Jeden z nowatorskich poetów polskich Pietrkiewicz jest również autorem frapującej opowieści o polskich mariawitach „The Third Adam”, wydanej przez Oxford University Press oraz odkrywczych, krytycznych esejów literackich „The Other Side of Silence”. Okazał się też doskonałym tłumaczem poezji Jana Pawła II na język angielski.

  *

Poznałem Pietrkiewicza w 1946 roku w londyńskim British Museum. W latach pięćdziesiątych byłem jego asystentem w School of Slavonic and East Europea Studies.
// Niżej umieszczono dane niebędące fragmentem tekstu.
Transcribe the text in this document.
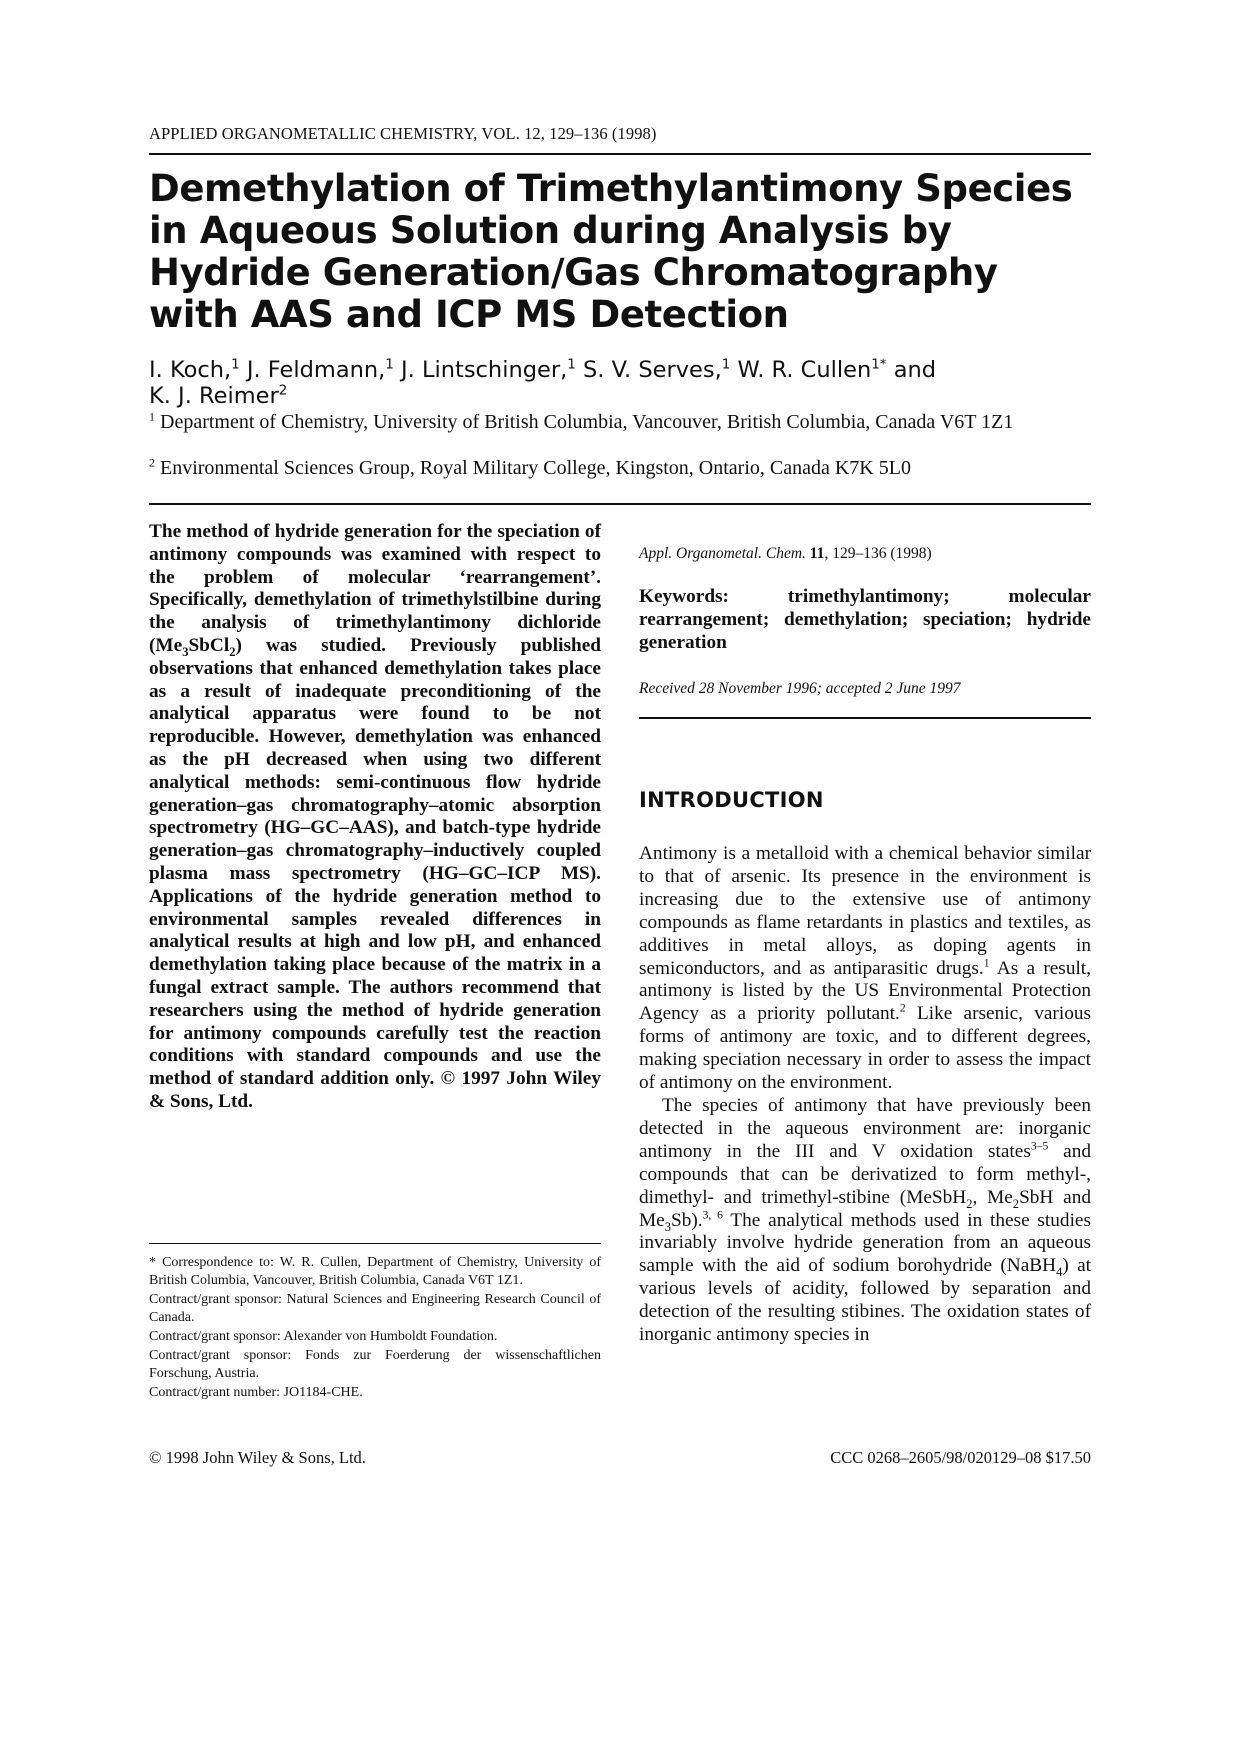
APPLIED ORGANOMETALLIC CHEMISTRY, VOL. 12, 129–136 (1998)
Demethylation of Trimethylantimony Species in Aqueous Solution during Analysis by Hydride Generation/Gas Chromatography with AAS and ICP MS Detection
I. Koch,$^1$ J. Feldmann,$^1$ J. Lintschinger,$^1$ S. V. Serves,$^1$ W. R. Cullen$^{1*}$ and
K. J. Reimer$^2$
$^1$ Department of Chemistry, University of British Columbia, Vancouver, British Columbia, Canada V6T 1Z1
$^2$ Environmental Sciences Group, Royal Military College, Kingston, Ontario, Canada K7K 5L0

The method of hydride generation for the speciation of antimony compounds was examined with respect to the problem of molecular ‘rearrangement’. Specifically, demethylation of trimethylstilbine during the analysis of trimethylantimony dichloride $(Me_3SbCl_2)$ was studied. Previously published observations that enhanced demethylation takes place as a result of inadequate preconditioning of the analytical apparatus were found to be not reproducible. However, demethylation was enhanced as the pH decreased when using two different analytical methods: semi-continuous flow hydride generation–gas chromatography–atomic absorption spectrometry (HG–GC–AAS), and batch-type hydride generation–gas chromatography–inductively coupled plasma mass spectrometry (HG–GC–ICP MS). Applications of the hydride generation method to environmental samples revealed differences in analytical results at high and low pH, and enhanced demethylation taking place because of the matrix in a fungal extract sample. The authors recommend that researchers using the method of hydride generation for antimony compounds carefully test the reaction conditions with standard compounds and use the method of standard addition only. © 1997 John Wiley & Sons, Ltd.

* Correspondence to: W. R. Cullen, Department of Chemistry, University of British Columbia, Vancouver, British Columbia, Canada V6T 1Z1.

Contract/grant sponsor: Natural Sciences and Engineering Research Council of Canada.

Contract/grant sponsor: Alexander von Humboldt Foundation.

Contract/grant sponsor: Fonds zur Foerderung der wissenschaftlichen Forschung, Austria.

Contract/grant number: JO1184-CHE.

© 1998 John Wiley & Sons, Ltd.	CCC 0268–2605/98/020129–08 $17.50
Appl. Organometal. Chem. 11, 129–136 (1998)
Keywords: trimethylantimony; molecular rearrangement; demethylation; speciation; hydride generation
Received 28 November 1996; accepted 2 June 1997
INTRODUCTION

Antimony is a metalloid with a chemical behavior similar to that of arsenic. Its presence in the environment is increasing due to the extensive use of antimony compounds as flame retardants in plastics and textiles, as additives in metal alloys, as doping agents in semiconductors, and as antiparasitic drugs.$^1$ As a result, antimony is listed by the US Environmental Protection Agency as a priority pollutant.$^2$ Like arsenic, various forms of antimony are toxic, and to different degrees, making speciation necessary in order to assess the impact of antimony on the environment.

The species of antimony that have previously been detected in the aqueous environment are: inorganic antimony in the III and V oxidation states$^{3-5}$ and compounds that can be derivatized to form methyl-, dimethyl- and trimethyl-stibine (MeSbH$_2$, $Me_2SbH$ and $Me_3Sb).^{3, 6}$ The analytical methods used in these studies invariably involve hydride generation from an aqueous sample with the aid of sodium borohydride (NaBH$_4$) at various levels of acidity, followed by separation and detection of the resulting stibines. The oxidation states of inorganic antimony species in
Potem pozostaliśmy w sporadycznym kontakcie korespondencyjnym do końca.

Kiedyś na widokówce z Hampstead Pietrkiewicz napisał:

Florianie Drogi, jakie to miłe, że napisałeś ze Śląska…Widzisz, te powroty do źródeł są ważne, bardziej sprawdzalne w psychice, niż freudojungowe rebusy wedle mody (moda mija).
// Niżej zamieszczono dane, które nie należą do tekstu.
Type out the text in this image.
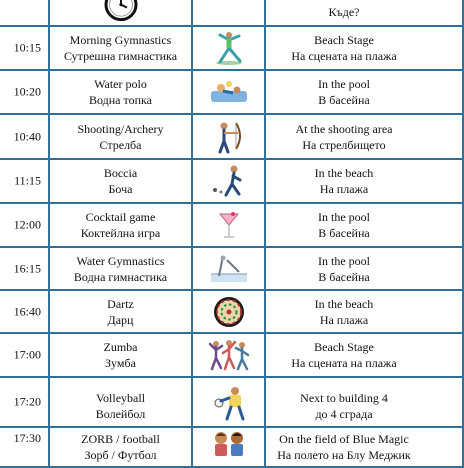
Къде?
10:15
Morning Gymnastics
Сутрешна гимнастика
Beach Stage
На сцената на плажа
10:20
Water polo
Водна топка
In the pool
В басейна
10:40
Shooting/Archery
Стрелба
At the shooting area
На стрелбището
11:15
Boccia
Боча
In the beach
На плажа
12:00
Cocktail game
Коктейлна игра
In the pool
В басейна
16:15
Water Gymnastics
Водна гимнастика
In the pool
В басейна
16:40
Dartz
Дарц
In the beach
На плажа
17:00
Zumba
Зумба
Beach Stage
На сцената на плажа
17:20	Volleyball
Волейбол
Next to building 4
до 4 сграда
17:30	ZORB / football
Зорб / Футбол
On the field of Blue Magic
На полето на Блу Меджик
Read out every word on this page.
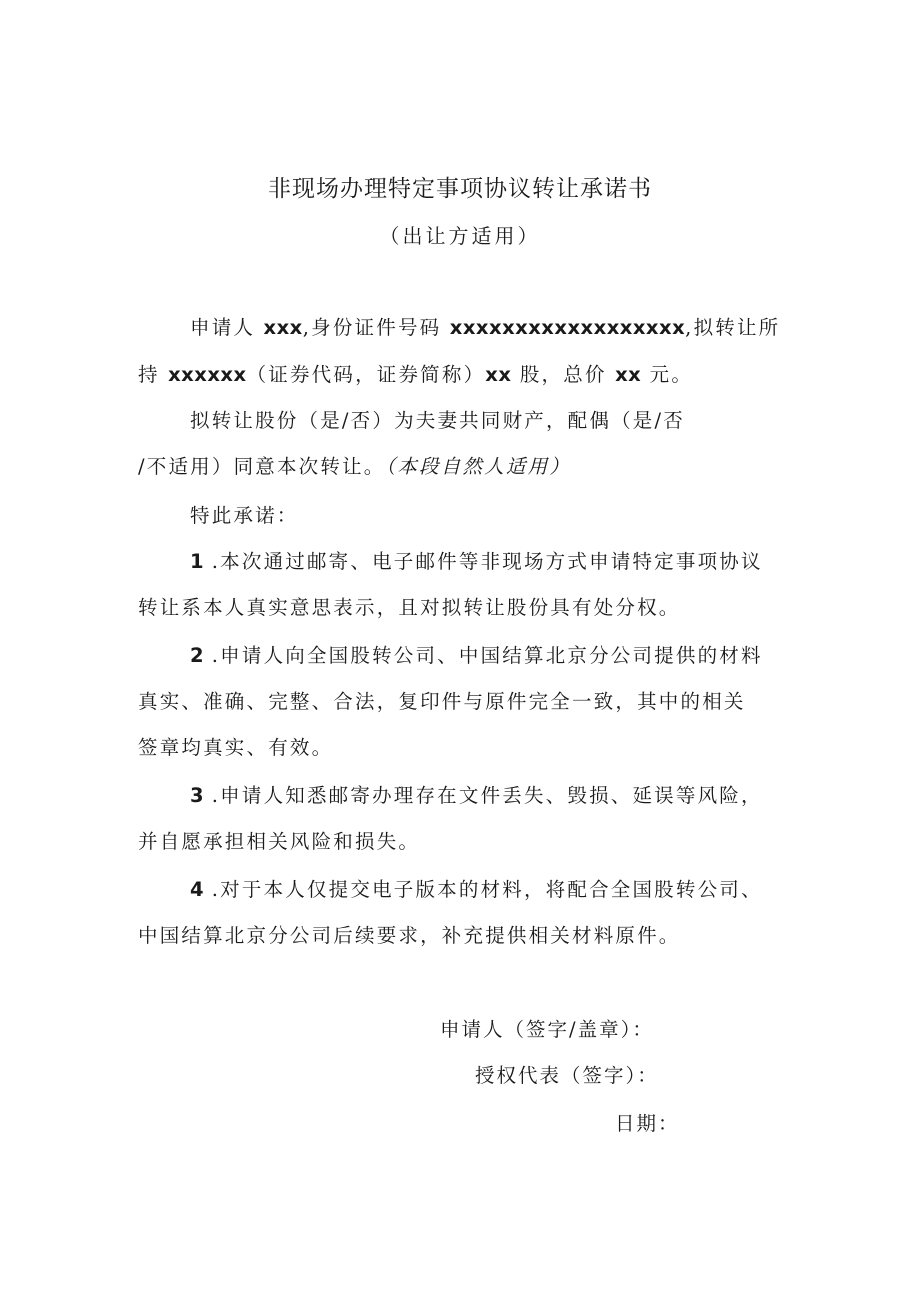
非现场办理特定事项协议转让承诺书
（出让方适用）
申请人 xxx,身份证件号码 xxxxxxxxxxxxxxxxxx,拟转让所
持 xxxxxx（证券代码，证券简称）xx 股，总价 xx 元。
拟转让股份（是/否）为夫妻共同财产，配偶（是/否
/不适用）同意本次转让。（本段自然人适用）
特此承诺：
1 .本次通过邮寄、电子邮件等非现场方式申请特定事项协议
转让系本人真实意思表示，且对拟转让股份具有处分权。
2 .申请人向全国股转公司、中国结算北京分公司提供的材料
真实、准确、完整、合法，复印件与原件完全一致，其中的相关
签章均真实、有效。
3 .申请人知悉邮寄办理存在文件丢失、毁损、延误等风险，
并自愿承担相关风险和损失。
4 .对于本人仅提交电子版本的材料，将配合全国股转公司、
中国结算北京分公司后续要求，补充提供相关材料原件。
申请人（签字/盖章）：
授权代表（签字）：
日期：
Przed wojną odwiedził Katowice, gdzie poznał śląskich pisarzy z Wilhelmem Szewczykiem na  czele. Jeszcze w Londynie w 1964 roku otrzymałem od Pietrkiewicza przesyłkę z adnotacją załączam wycinek o Szewczyku (z 1946) – może Pan go przekazać Szewczykowi jeśli Pan zechce. Na wieść, że chcę pisać o Szewczyku, replikował:

Naturalnie, koniecznie należy o nim pisać. Porządny chłop, zawsze był i będzie. Niech Pan pomyśli, jak się sentymentalizuje Ważyka, który przecież robił nagonki na pisarzy, denuncjował a teraz niby świętość bez skazy. Szewczyk denuncjatorem nie był. I lepszy poeta.

Ślązakowi śląskie anonimy polecam nakreślił na nadbitce z czasopisma „Eos” z zacytowanymi pieśniami ze Śląska Cieszyńskiego.
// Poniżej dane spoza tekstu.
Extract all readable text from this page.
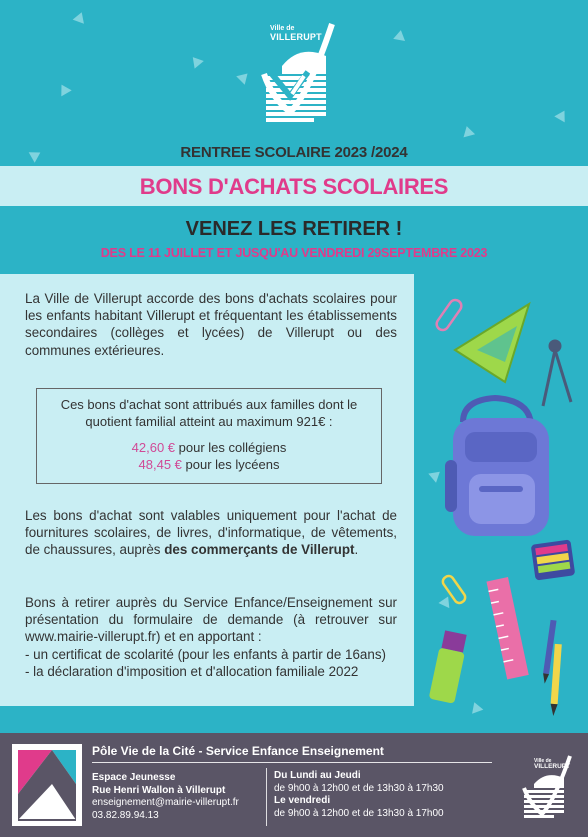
Ville de
VILLERUPT
RENTREE SCOLAIRE 2023 /2024
BONS D'ACHATS SCOLAIRES
VENEZ LES RETIRER !
DES LE 11 JUILLET ET JUSQU'AU VENDREDI 29SEPTEMBRE 2023
La Ville de Villerupt accorde des bons d'achats scolaires pour les enfants habitant Villerupt et fréquentant les établissements secondaires (collèges et lycées) de Villerupt ou des communes extérieures.
Ces bons d'achat sont attribués aux familles dont le quotient familial atteint au maximum 921€ :
42,60 € pour les collégiens
48,45 € pour les lycéens
Les bons d'achat sont valables uniquement pour l'achat de fournitures scolaires, de livres, d'informatique, de vêtements, de chaussures, auprès des commerçants de Villerupt.
Bons à retirer auprès du Service Enfance/Enseignement sur présentation du formulaire de demande (à retrouver sur www.mairie-villerupt.fr) et en apportant :
- un certificat de scolarité (pour les enfants à partir de 16ans)
- la déclaration d'imposition et d'allocation familiale 2022
Pôle Vie de la Cité - Service Enfance Enseignement
Espace Jeunesse
Rue Henri Wallon à Villerupt
enseignement@mairie-villerupt.fr
03.82.89.94.13
Du Lundi au Jeudi
de 9h00 à 12h00 et de 13h30 à 17h30
Le vendredi
de 9h00 à 12h00 et de 13h30 à 17h00
Ville de
VILLERUPT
W 1996 roku jego pocztówka donosiła:

Dzień przed Twoim listem, dostałem też list Miodka (którego cenię i bardzo lubię). Miodek napisał że chodziliście do tej samej szkoly w Tarnowskich |Górach. Dość, że jak Ciebie spotkałem w British Museum, to od razu wiedziałem, że coś w życiu zrobisz. Stąd moje zaufanie do Ciebie niezmienne. Arriba Silesia.

Napisałem mu raz długi list na temat pozostawania na emigracji lub powrotu do Polski. Jerzy odpowiedział:

Twój list dał mi sporo do myślenia: ten trójkąt europejski  w moim życiu. Wrócić do ziemi dobrzyńskiej byłoby sztuczną decyzją. Brakuje mi ich kontekstu; sześćdziesiąt lat to dużo. Ale mówią mi i piszą jak z uporem przez lata, przywracałem sens istotny tej tak odrębnej ziemi. Teraz krajanie moi wiedzą, że to było ważne. Chłopak osiemnastoletni napisał „Ziemia Dobrzyńska, Ziemia Dobrzyńska, a w niej chyba najwięcej ojczyzny, Pięćsetlecie statui w Skąpem (Maria-dziewczę) stała się okazją na spotkanie z młodzieżą od 7 do 17 lat. Ks. Jan Twardowski był ze mną, kościół był przepełniony jak nigdy – ponad tysiąc młodych twarzy z mojej ziemi. Wzruszająco ogromnie, najlepszy prezent na 80 lecie…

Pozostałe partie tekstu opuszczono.